For simplicity, in this document, I put a "sample" definition of
customizable namespace rule C<CNS> like:
CNS = ("yatt")
But every implementation of LRXML parser should allow overriding this rule like
following instead:
CNS = ("yatt" / "js" / "perl")
=head2 BNF of LRXML multipart container
X<LRXML-multipart-container>
lrxml-container = ?(lrxml-payload) *( lrxml-boundary lrxml-payload
/ lrxml-comment )
lrxml-boundary = "<!" CNS ":" NSNAME decl-attlist ">" EOL
lrxml-comment = "<!--#" CNS *comment-payload "-->"
lrxml-payload = ¬("<!" (CNS ":" / "#" CNS))
decl-attlist = *(1*WS / inline-comment / att-pair / decl-macro)
inline-comment = "--" comment-payload "--"
comment-payload = *([^-] / "-" [^-])
decl-macro = "%" NAME *[0-9A-Za-z_:\.\-=\[\]\{\}\(,\)] ";"
att-pair = ?(NSNAME "=") att-value
att-value = squoted-att / dquoted-att / nested-att / bare-att
squoted-att = ['] *[^'] [']
dquoted-att = ["] *[^"] ["]
nested-att = '[' decl-attlist ']'
bare-att = 1*[^'"\[\]\ \t\n<>/=]
NSNAME = NAME *(":" NAME)
NAME = 1*[0-9A-Za-z_]
WS = [\ \t\n]
EOL = ?[\r] [\n]
Some notes on current spec and future changes:
=over 4
=item NAME may be allowed to contain unicode word.
X<unicode-name>
In current YATT::Lite, C<NAME> can cotain C<\w> in perl unicode semantics.
=back
=head2 BNF of LRXML template syntax
X<LRXML-template>.
lrxml-template = ?(template-payload) *( (template-tag / lrxml-entref )
?(template-payload) )
template-payload = ¬( tag-leader / ent-leader )
tag-leader = "<" ( CNS ":"
/ "?" CNS
)
ent-leader = "&" ( CNS (":" / lcmsg )
/ special-entity
)
template-tag = element / pi
element = "<" (single-elem / open-tag / close-tag) ">"
pi = "<?" CNS ?NSNAME pi-payload "?>"
single-elem = CNS NSNAME elem-attlist "/"
open-tag = CNS NSNAME elem-attlist
close-tag = "/" CNS NSNAME *WS
elem-attlist = *(1*WS / inline-comment / att-pair)
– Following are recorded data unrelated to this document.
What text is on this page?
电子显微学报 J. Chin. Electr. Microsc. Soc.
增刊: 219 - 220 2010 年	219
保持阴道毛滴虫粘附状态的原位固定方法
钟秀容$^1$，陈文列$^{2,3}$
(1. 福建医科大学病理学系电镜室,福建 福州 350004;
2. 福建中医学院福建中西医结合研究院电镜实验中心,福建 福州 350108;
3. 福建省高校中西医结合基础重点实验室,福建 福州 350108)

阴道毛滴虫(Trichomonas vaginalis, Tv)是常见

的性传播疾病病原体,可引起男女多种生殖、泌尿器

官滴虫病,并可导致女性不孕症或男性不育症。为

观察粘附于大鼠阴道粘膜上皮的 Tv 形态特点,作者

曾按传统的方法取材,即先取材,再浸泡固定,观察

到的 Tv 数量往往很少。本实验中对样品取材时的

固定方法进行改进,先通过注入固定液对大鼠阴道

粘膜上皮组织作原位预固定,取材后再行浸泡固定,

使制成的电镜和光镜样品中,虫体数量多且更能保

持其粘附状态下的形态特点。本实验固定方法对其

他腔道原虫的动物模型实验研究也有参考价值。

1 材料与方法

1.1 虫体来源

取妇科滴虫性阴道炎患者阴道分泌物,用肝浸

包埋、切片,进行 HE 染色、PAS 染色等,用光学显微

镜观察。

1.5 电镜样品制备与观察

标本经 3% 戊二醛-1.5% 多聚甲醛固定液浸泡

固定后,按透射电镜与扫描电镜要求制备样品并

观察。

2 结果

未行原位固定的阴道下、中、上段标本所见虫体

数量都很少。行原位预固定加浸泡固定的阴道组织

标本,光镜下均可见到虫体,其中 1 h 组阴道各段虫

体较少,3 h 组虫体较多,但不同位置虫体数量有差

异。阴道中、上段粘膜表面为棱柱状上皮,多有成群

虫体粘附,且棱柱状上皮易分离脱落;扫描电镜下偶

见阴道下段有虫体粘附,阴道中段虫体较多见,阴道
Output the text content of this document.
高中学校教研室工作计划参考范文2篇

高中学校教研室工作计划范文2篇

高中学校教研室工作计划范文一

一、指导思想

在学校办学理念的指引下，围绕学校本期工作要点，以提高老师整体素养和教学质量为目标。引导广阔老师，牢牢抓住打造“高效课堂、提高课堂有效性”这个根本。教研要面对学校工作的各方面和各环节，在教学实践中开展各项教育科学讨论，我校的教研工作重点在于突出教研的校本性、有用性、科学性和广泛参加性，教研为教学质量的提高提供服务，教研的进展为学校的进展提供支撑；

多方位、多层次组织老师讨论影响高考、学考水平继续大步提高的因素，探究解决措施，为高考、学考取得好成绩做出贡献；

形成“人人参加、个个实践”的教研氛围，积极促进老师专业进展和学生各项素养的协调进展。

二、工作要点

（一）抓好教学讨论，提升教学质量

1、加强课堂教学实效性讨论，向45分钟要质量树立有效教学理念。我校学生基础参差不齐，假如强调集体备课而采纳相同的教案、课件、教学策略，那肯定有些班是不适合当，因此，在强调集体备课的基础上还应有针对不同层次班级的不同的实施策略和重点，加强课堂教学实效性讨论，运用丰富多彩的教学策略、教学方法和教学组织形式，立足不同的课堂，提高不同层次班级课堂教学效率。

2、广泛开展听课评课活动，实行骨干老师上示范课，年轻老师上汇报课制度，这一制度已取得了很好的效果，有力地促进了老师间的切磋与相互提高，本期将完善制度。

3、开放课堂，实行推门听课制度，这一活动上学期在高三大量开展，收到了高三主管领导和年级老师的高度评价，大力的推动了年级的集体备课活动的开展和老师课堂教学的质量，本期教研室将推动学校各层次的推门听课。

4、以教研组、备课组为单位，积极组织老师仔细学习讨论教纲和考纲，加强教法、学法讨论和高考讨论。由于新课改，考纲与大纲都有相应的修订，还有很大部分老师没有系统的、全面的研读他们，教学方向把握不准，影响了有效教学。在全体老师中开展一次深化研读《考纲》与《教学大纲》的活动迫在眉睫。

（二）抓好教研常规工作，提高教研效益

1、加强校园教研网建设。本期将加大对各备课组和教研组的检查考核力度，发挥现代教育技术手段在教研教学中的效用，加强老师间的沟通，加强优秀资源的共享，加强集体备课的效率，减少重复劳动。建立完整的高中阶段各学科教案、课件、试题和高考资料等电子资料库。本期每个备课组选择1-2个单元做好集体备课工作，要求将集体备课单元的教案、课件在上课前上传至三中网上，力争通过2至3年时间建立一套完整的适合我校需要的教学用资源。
pi-payload = *([^?] / "?" [^>])
=head2 BNF of LRXML entity reference syntax
X<LRXML-entity-reference> X<LRXML-entref>
lrxml-entref = "&" ( CNS (pipeline / lcmsg)
/ special-entity "(" <group ")">
)
";"
pipeline = 1*( ":" NAME ?( "(" <group ")">)
/ "[" <group "]">
/ "{" <group "}">
)
group CLO = *ent-term CLO
ent-term = ( ","
/ ( etext / pipeline ) ?[,:]
)
etext = etext-head *etext-body
etext-head = ( ETEXT *( ETEXT / ":" )
/ paren-quote
)
etext-body = ( ETEXT *( ETEXT / ":" )
/ paren-quote
/ etext-any-group
)
etext-any-group = ( "(" <etext-group ")">
/ "{" <etext-group "}">
/ "[" <etext-group "]">
)
etext-group CLO = *( ETEXT / [:,] ) *etext-any-group CLO
paren-quote = "(" *( [^()] / paren-quote ) ")"
lcmsg = lcmsg-open / lcmsg-sep / lcmsg-close
lcmsg-open = ?("#" NAME) 2*"["
lcmsg-sep = 2*"|"
lcmsg-close = 2*"]"
special-entity = SPECIAL_ENTNAME
ETEXT = [^\ \t\n,;:(){}\[\]]
=head3 Special entity name
I<Special entity> is another customizable syntax element.
For example, it is usually defined like:
SPECIAL_ENTNAME = ("HTML")
And then you can write C<&HTML(:var);>.
But every implementation of LRXML parser should allow overriding this rule like
following instead:
SPECIAL_ENTNAME = ("HTML" / "JSON" / "DUMP")
=head1 AUTHOR
"KOBAYASI, Hiroaki" <hkoba@cpan.org>
=head1 LICENSE
This library is free software; you can redistribute it and/or modify it under the same terms as Perl itself.